O surgimento de novos modelos de cura e saúde, a partir da segunda metade do século XX, sobretudo com o movimento social urbano denominado contracultura, desencadeado nos anos 60 e prolongado durante os anos 70 nos Estados Unidos da América e na Europa, incluiu a importação de modelos e sistemas terapêuticos distintos daqueles da nossa racionalidade médica, e mesmo opostos a ela, numa atitude de rejeição cultural ao modelo estabelecido, em função das razões já apontadas.

Além da importação de antigos sistemas médicos, como a medicina tradicional chinesa e a ayurvédica, a reabilitação das medicinas populares ou folk do país (como as xamânicas ou as ligadas às religiões afro-indígenas) foi um evento histórico que atingiu o mundo ocidental, principalmente durante a década de 80, principalmente nos grandes centros urbanos.

Tal evento pode ser evidenciado pelos seguintes indícios, entre outros:

o grande desenvolvimento, nos centros urbanos, de farmácias e lojas de produtos naturais tradicionais ou recentes; o reaparecimento, em feiras populares urbanas, do "ervanário" (vendedor de plantas medicinais) como agente de cura, e aparecimento, na imprensa escrita e televisiva, de reportagens frequentes sobre os efeitos curativos de terapias ou práticas terapêuticas não-convencionais, denotando o aumento da procura das mesmas por um número significativo de pessoas.





Esse evento assinala também o boom das medicinas tradicionais complexas na sociedade ocidental, que passaram a ser denominadas de terapêuticas não convencionais ou medicinas "alternativas", e começaram a disputar espaços não apenas junto à clientela liberal ou privada, mas também nos serviços de saúde, demandando uma legitimação institucional até então não reconhecida ou concebida, e obtendo paulatinamente espaços de inserção na rede pública.

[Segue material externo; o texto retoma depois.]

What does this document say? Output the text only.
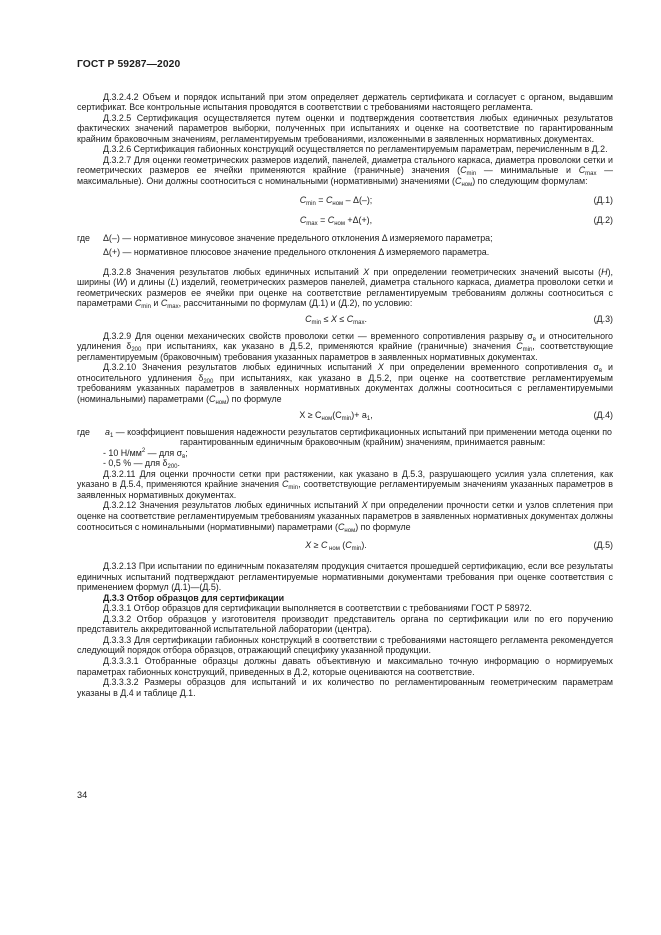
ГОСТ Р 59287—2020

Д.3.2.4.2 Объем и порядок испытаний при этом определяет держатель сертификата и согласует с органом, выдавшим сертификат. Все контрольные испытания проводятся в соответствии с требованиями настоящего регламента.

Д.3.2.5 Сертификация осуществляется путем оценки и подтверждения соответствия любых единичных результатов фактических значений параметров выборки, полученных при испытаниях и оценке на соответствие по гарантированным крайним браковочным значениям, регламентируемым требованиями, изложенными в заявленных нормативных документах.

Д.3.2.6 Сертификация габионных конструкций осуществляется по регламентируемым параметрам, перечисленным в Д.2.

Д.3.2.7 Для оценки геометрических размеров изделий, панелей, диаметра стального каркаса, диаметра проволоки сетки и геометрических размеров ее ячейки применяются крайние (граничные) значения ($C_{min}$ — минимальные и $C_{max}$ — максимальные). Они должны соотноситься с номинальными (нормативными) значениями $(C_{ном})$ по следующим формулам:

$C_{min} = C_{ном} - \Delta(-)$;	(Д.1)
$C_{max} = C_{ном} +\Delta(+)$,	(Д.2)
где	Δ(–) — нормативное минусовое значение предельного отклонения Δ измеряемого параметра;
Δ(+) — нормативное плюсовое значение предельного отклонения Δ измеряемого параметра.

Д.3.2.8 Значения результатов любых единичных испытаний X при определении геометрических значений высоты (H), ширины (W) и длины (L) изделий, геометрических размеров панелей, диаметра стального каркаса, диаметра проволоки сетки и геометрических размеров ее ячейки при оценке на соответствие регламентируемым требованиям должны соотноситься с параметрами $C_{min}$ и $C_{max}$, рассчитанными по формулам (Д.1) и (Д.2), по условию:

$C_{min} \le X \le C_{max}$.	(Д.3)

Д.3.2.9 Для оценки механических свойств проволоки сетки — временного сопротивления разрыву $\sigma_в$ и относительного удлинения $\delta_{200}$ при испытаниях, как указано в Д.5.2, применяются крайние (граничные) значения $C_{min}$, соответствующие регламентируемым (браковочным) требования указанных параметров в заявленных нормативных документах.

Д.3.2.10 Значения результатов любых единичных испытаний X при определении временного сопротивления $\sigma_в$ и относительного удлинения $\delta_{200}$ при испытаниях, как указано в Д.5.2, при оценке на соответствие регламентируемым требованиям указанных параметров в заявленных нормативных документах должны соотноситься с регламентируемыми (номинальными) параметрами $(C_{ном})$ по формуле

$X \ge C_{ном}(C_{min})+ a_1$,	(Д.4)
где	$a_1$ — коэффициент повышения надежности результатов сертификационных испытаний при применении метода оценки по гарантированным единичным браковочным (крайним) значениям, принимается равным:

- 10 $Н/мм^2$ — для $\sigma_в$;

- 0,5 % — для $\delta_{200}$.

Д.3.2.11 Для оценки прочности сетки при растяжении, как указано в Д.5.3, разрушающего усилия узла сплетения, как указано в Д.5.4, применяются крайние значения $C_{min}$, соответствующие регламентируемым значениям указанных параметров в заявленных нормативных документах.

Д.3.2.12 Значения результатов любых единичных испытаний X при определении прочности сетки и узлов сплетения при оценке на соответствие регламентируемым требованиям указанных параметров в заявленных нормативных документах должны соотноситься с номинальными (нормативными) параметрами $(C_{ном})$ по формуле

X ≥ C $_{ном}$ $(C_{min})$.	(Д.5)

Д.3.2.13 При испытании по единичным показателям продукция считается прошедшей сертификацию, если все результаты единичных испытаний подтверждают регламентируемые нормативными документами требования при оценке соответствия с применением формул (Д.1)—(Д.5).

Д.3.3 Отбор образцов для сертификации

Д.3.3.1 Отбор образцов для сертификации выполняется в соответствии с требованиями ГОСТ Р 58972.

Д.3.3.2 Отбор образцов у изготовителя производит представитель органа по сертификации или по его поручению представитель аккредитованной испытательной лаборатории (центра).

Д.3.3.3 Для сертификации габионных конструкций в соответствии с требованиями настоящего регламента рекомендуется следующий порядок отбора образцов, отражающий специфику указанной продукции.

Д.3.3.3.1 Отобранные образцы должны давать объективную и максимально точную информацию о нормируемых параметрах габионных конструкций, приведенных в Д.2, которые оцениваются на соответствие.

Д.3.3.3.2 Размеры образцов для испытаний и их количество по регламентированным геометрическим параметрам указаны в Д.4 и таблице Д.1.

34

É necessário, entretanto, que se olhe agora um pouco mais de perto para estas "medicinas alternativas", dada a sua grande diversidade interna.

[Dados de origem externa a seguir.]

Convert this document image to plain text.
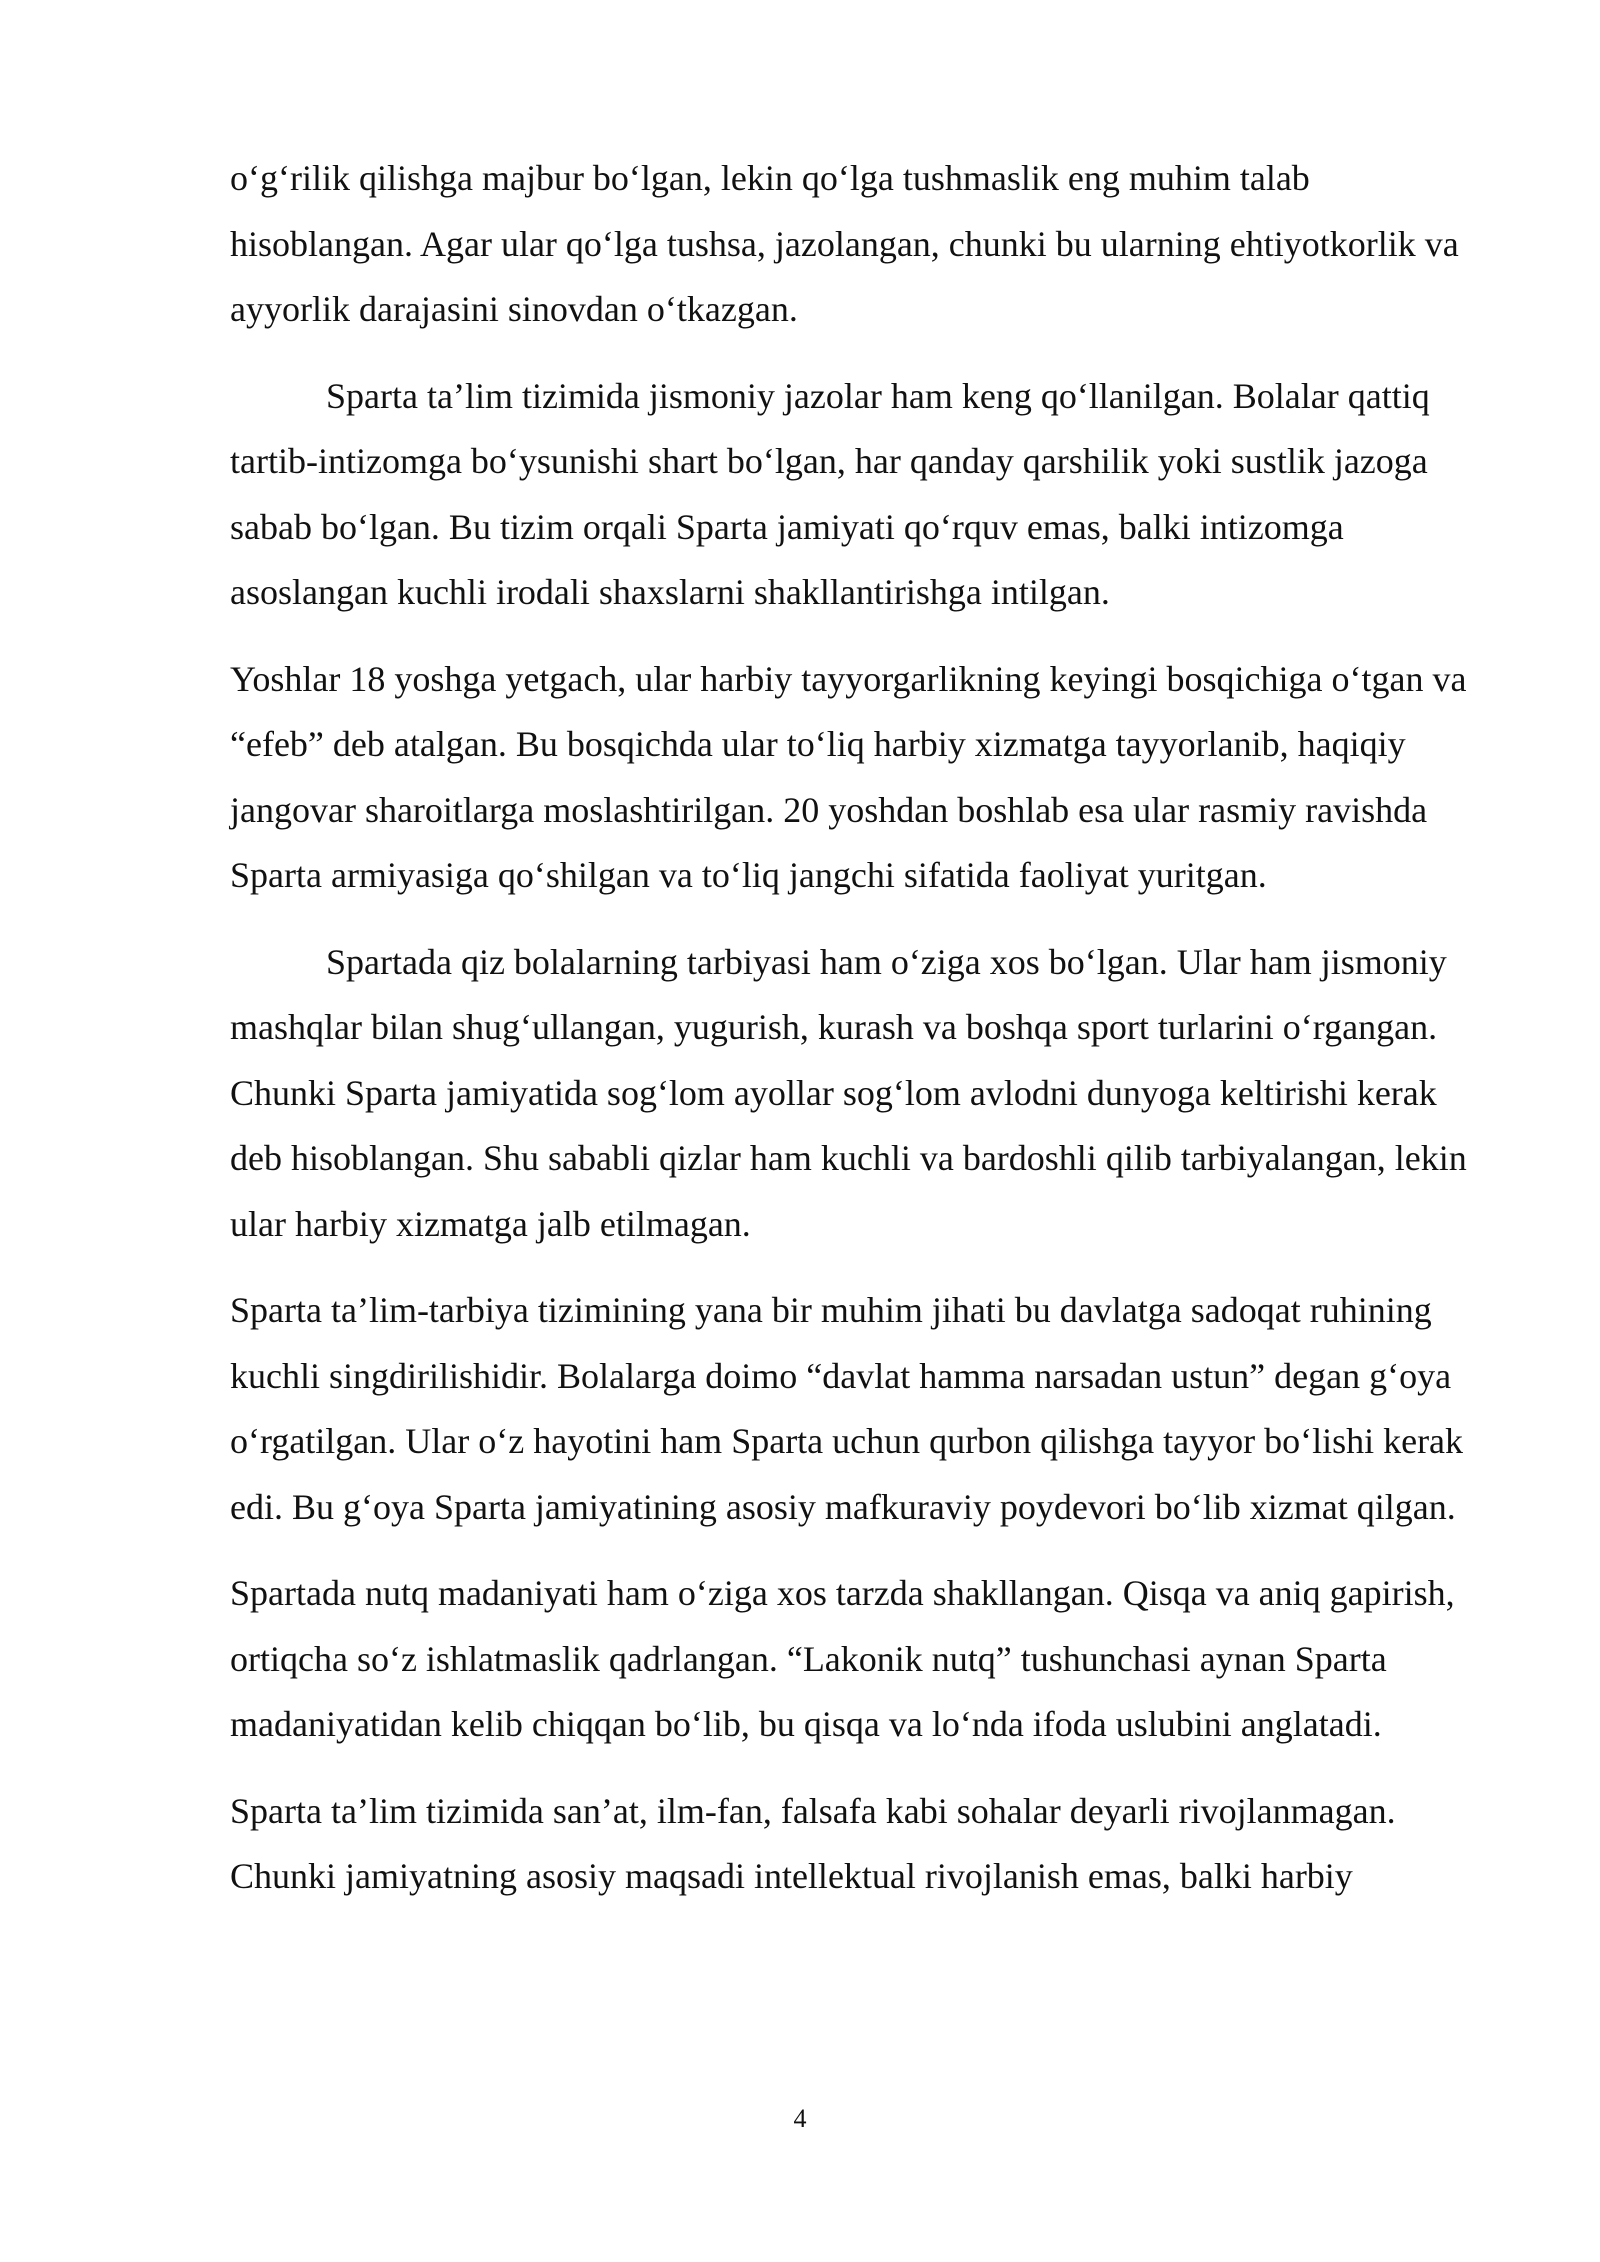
o‘g‘rilik qilishga majbur bo‘lgan, lekin qo‘lga tushmaslik eng muhim talab hisoblangan. Agar ular qo‘lga tushsa, jazolangan, chunki bu ularning ehtiyotkorlik va ayyorlik darajasini sinovdan o‘tkazgan.

Sparta ta’lim tizimida jismoniy jazolar ham keng qo‘llanilgan. Bolalar qattiq tartib-intizomga bo‘ysunishi shart bo‘lgan, har qanday qarshilik yoki sustlik jazoga sabab bo‘lgan. Bu tizim orqali Sparta jamiyati qo‘rquv emas, balki intizomga asoslangan kuchli irodali shaxslarni shakllantirishga intilgan.

Yoshlar 18 yoshga yetgach, ular harbiy tayyorgarlikning keyingi bosqichiga o‘tgan va “efeb” deb atalgan. Bu bosqichda ular to‘liq harbiy xizmatga tayyorlanib, haqiqiy jangovar sharoitlarga moslashtirilgan. 20 yoshdan boshlab esa ular rasmiy ravishda Sparta armiyasiga qo‘shilgan va to‘liq jangchi sifatida faoliyat yuritgan.

Spartada qiz bolalarning tarbiyasi ham o‘ziga xos bo‘lgan. Ular ham jismoniy mashqlar bilan shug‘ullangan, yugurish, kurash va boshqa sport turlarini o‘rgangan. Chunki Sparta jamiyatida sog‘lom ayollar sog‘lom avlodni dunyoga keltirishi kerak deb hisoblangan. Shu sababli qizlar ham kuchli va bardoshli qilib tarbiyalangan, lekin ular harbiy xizmatga jalb etilmagan.

Sparta ta’lim-tarbiya tizimining yana bir muhim jihati bu davlatga sadoqat ruhining kuchli singdirilishidir. Bolalarga doimo “davlat hamma narsadan ustun” degan g‘oya o‘rgatilgan. Ular o‘z hayotini ham Sparta uchun qurbon qilishga tayyor bo‘lishi kerak edi. Bu g‘oya Sparta jamiyatining asosiy mafkuraviy poydevori bo‘lib xizmat qilgan.

Spartada nutq madaniyati ham o‘ziga xos tarzda shakllangan. Qisqa va aniq gapirish, ortiqcha so‘z ishlatmaslik qadrlangan. “Lakonik nutq” tushunchasi aynan Sparta madaniyatidan kelib chiqqan bo‘lib, bu qisqa va lo‘nda ifoda uslubini anglatadi.

Sparta ta’lim tizimida san’at, ilm-fan, falsafa kabi sohalar deyarli rivojlanmagan. Chunki jamiyatning asosiy maqsadi intellektual rivojlanish emas, balki harbiy

4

Podem distinguir-se três grupos de "medicinas alternativas", todos com procura significativa por parte da população, de acordo com os diferentes países, em função de seu estádio de maior ou menor desenvolvimento urbano-industrial, e da sua história cultural:

  1. a medicina tradicional (quer europeia quer asiática) que, com mais precisão, se deveria escrever no plural devido à sua variedade, embora tenha um mesmo paradigma básico;

  2. a medicina de origem afro-americana, também plural, embora mais homogénea do que a primeira;

  3. as medicinas alternativas derivadas de sistemas médicos altamente complexos, recentemente introduzidas na cultura urbana dos países ocidentais.



Em primeiro lugar, deve ser salientada a mais antiga e persistente, apesar de todas as agressões culturais sofridas, que é a medicina de origem indígena, xamânica ou não-xamânica, nativa dos países que sofreram a colonização luso-espanhola. Tal medicina tradicional, também identificada como aborígene, primitiva, natural, não-formal, ou simplesmente medicina indígena, é realmente a expressão viva das culturas locais em muitos recantos dos continentes americano e africano.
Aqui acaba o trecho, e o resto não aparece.